The latest report on who will need long term care is out and the results are sobering: Chances are about 70% that those over 65 will need some type of long term care according to the Life and Health Foundation for Education.
The cost for my father-in-law to pay for in-home care in Orange County, California is $70,000 per year. This is 12 hours per day, 7 days a week for his wife suffering from Alzheimer's. He has been paying that for the last 3 years and he was fortunately able to refinance his home to continue to be able to care for his wife for another few years.
However, many others are not able to afford the high cost of care in their 80's or beyond.
The median cost of a full-time nursing home room is $81,030 according to the Genworth 2012 Cost of Care Survey. For those of us living in the San Francisco Bay Area, the cost is even higher.
Few of us budget for these kinds of expenses, yet if you knew there was a 70% chance your next flight might not make it, would you do something about it?
By the way - not everyone needs long term care insurance. People like Warren Buffett and Suze Orman are wealthy enough that they can "self-insure" if there is a long term care event. Also, the very poor (less than $2,000 in assets for the most part) will be eligible for a Medicaid bed in a state nursing home (in California, MediCal funds this benefit.)
But what about the rest of us? Let's look at 3 convenient myths that delude us into thinking we won't need a plan.
Myth # 1: My spouse will take care of me.
I hear this mainly from the men - he knows he will most likely die before his wife (we do live longer in general) and that she will take care of him. The facts are also that men are usually much heavier and larger than women and to be able to lift 180 pounds of dead weight from the floor to a bed or couch is difficult, if not impossible, for most women. It is also difficult for most men!
The inconvenient truths are that a cognitive impairment like dementia or Alzheimers can require 24/7 care or that many care givers develop their own health issues due to the added stress of providing care and they are unable to continue to provide that care. Also, I find that women often wonder, "when he's gone, who will take care of me?"

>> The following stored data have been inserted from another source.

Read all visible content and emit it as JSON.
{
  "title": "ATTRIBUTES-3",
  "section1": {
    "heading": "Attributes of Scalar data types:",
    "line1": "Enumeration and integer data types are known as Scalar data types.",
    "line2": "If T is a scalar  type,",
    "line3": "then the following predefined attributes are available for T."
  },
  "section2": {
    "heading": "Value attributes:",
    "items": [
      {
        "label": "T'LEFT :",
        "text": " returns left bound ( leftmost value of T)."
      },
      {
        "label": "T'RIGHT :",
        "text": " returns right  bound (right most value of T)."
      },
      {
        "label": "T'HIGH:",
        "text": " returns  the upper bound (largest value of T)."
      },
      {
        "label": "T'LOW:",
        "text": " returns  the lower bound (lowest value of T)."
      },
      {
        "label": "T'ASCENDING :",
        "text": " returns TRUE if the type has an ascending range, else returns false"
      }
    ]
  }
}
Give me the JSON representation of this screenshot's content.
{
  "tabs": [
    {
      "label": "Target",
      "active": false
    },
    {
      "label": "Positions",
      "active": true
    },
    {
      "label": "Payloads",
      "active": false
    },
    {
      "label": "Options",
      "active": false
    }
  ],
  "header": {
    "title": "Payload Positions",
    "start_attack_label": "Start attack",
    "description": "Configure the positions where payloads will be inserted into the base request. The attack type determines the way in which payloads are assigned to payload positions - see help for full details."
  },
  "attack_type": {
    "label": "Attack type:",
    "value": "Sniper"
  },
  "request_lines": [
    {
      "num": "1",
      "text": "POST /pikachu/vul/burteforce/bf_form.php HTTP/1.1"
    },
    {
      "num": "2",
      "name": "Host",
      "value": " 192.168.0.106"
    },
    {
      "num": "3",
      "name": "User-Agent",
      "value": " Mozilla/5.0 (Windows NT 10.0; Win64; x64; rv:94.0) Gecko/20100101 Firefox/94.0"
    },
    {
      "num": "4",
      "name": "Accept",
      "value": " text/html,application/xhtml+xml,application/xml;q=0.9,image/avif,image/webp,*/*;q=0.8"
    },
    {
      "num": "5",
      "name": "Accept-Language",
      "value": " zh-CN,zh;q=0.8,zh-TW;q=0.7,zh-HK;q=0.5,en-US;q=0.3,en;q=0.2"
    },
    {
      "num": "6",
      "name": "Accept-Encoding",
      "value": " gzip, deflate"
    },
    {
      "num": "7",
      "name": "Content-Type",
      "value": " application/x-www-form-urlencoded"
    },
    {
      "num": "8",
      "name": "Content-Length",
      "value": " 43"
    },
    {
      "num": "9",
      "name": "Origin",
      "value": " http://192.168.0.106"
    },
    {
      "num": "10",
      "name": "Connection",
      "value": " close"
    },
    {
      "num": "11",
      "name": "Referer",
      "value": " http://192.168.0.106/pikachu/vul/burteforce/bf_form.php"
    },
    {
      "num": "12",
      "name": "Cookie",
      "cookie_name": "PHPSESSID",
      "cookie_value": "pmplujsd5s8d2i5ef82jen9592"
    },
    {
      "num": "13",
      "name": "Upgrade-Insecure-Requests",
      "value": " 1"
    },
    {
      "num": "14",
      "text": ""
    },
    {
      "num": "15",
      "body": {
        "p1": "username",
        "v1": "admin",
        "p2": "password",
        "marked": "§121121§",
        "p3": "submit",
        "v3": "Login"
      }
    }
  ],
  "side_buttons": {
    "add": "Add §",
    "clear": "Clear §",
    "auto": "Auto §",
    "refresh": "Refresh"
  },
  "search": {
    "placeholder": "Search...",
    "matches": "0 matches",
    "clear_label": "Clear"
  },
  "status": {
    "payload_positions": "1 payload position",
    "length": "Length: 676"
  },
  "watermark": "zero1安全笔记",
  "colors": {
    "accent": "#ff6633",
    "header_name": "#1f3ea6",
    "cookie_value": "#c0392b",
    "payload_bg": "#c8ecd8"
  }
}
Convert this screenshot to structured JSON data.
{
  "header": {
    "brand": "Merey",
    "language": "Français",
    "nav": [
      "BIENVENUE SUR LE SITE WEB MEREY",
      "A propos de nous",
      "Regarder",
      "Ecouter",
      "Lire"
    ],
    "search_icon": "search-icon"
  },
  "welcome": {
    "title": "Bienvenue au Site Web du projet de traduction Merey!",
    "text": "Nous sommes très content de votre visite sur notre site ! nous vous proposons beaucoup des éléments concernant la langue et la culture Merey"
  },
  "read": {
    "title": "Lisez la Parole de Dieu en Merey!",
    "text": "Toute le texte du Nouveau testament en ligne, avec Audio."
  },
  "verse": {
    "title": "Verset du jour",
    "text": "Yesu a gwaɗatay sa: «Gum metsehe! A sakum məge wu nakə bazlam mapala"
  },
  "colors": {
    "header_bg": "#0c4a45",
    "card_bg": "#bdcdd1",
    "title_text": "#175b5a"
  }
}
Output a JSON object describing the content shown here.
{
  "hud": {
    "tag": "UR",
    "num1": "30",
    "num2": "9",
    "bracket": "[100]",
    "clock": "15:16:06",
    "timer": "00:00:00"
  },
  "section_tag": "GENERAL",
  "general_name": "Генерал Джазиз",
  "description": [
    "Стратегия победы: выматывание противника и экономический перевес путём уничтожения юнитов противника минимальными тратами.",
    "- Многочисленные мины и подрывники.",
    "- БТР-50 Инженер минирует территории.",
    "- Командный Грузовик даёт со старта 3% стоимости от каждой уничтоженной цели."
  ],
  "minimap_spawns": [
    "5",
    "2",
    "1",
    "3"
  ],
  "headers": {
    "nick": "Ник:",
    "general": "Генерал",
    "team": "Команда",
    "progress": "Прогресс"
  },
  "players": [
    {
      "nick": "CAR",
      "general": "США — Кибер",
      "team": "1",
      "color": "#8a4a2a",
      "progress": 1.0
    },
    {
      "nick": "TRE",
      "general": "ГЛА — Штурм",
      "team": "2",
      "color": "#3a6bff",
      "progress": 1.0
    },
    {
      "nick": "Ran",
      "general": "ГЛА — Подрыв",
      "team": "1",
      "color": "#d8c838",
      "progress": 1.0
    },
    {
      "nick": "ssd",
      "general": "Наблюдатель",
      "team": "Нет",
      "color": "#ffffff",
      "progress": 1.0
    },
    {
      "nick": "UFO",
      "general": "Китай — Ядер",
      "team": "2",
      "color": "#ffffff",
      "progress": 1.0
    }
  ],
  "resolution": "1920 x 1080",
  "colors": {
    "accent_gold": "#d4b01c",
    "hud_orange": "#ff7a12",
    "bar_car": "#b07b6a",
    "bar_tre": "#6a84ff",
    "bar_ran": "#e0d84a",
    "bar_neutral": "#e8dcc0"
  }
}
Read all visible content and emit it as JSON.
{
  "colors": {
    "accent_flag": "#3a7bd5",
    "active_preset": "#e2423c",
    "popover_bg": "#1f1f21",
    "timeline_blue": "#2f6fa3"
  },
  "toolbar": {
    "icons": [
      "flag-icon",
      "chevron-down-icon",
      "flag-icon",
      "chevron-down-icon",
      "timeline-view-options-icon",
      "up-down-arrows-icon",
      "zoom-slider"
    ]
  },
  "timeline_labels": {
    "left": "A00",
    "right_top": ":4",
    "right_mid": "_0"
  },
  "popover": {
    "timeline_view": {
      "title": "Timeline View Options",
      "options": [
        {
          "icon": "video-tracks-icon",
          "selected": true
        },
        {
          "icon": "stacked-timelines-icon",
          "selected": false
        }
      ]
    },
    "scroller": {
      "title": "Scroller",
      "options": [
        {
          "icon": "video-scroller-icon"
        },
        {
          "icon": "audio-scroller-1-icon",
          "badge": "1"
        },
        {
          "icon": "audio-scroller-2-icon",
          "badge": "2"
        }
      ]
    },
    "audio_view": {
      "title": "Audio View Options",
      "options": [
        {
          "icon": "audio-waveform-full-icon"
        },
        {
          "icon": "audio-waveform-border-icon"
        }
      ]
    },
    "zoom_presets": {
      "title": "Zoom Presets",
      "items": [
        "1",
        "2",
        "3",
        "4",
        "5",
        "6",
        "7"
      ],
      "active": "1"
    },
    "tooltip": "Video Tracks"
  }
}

Myth # 2: My health insurance or Medicare will take care of me.
The fact is that health insurance -- including Medicare -- pays for hospital and doctor bills but not for custodial care when you have a long-term disability or illness. Custodial care includes help with such daily tasks as eating, getting out of bed, toileting, bathing and remembering to take medications.
Myth # 3: I don't need to apply until I'm in my 60s.
I hear lots of people brush it off as not necessary until they retire. The reality is that insurance premiums increase with age and health problems. Someone in their early 50s who is healthy will see greatly reduced premiums than someone in the same health in their 60s. Also, most of us start to experience health issues in our 50s - things like high blood pressure, diabetes and other ailments that can dramatically raise the premiums for insurance. In many cases, we are one checkup away from being declined for an ailment that makes us uninsurable.
I recommend people look into LTC insurance when they are in their 50s.
There are many reasons people don't buy this important coverage, but the financial depletion of hard earned retirement savings is only one part of the problem. The more important problem is what a long term care event does to a family. Often a family member - usually female - gives up her career, family and life to care for a parent or loved one. The result on the remaining members is strained and often causes families to break apart. The tragedy is then compounded. The better solution is to have the funds from an insurance policy to provide for care while the family members can spend time with the patient, not fighting over who will pay or care for her.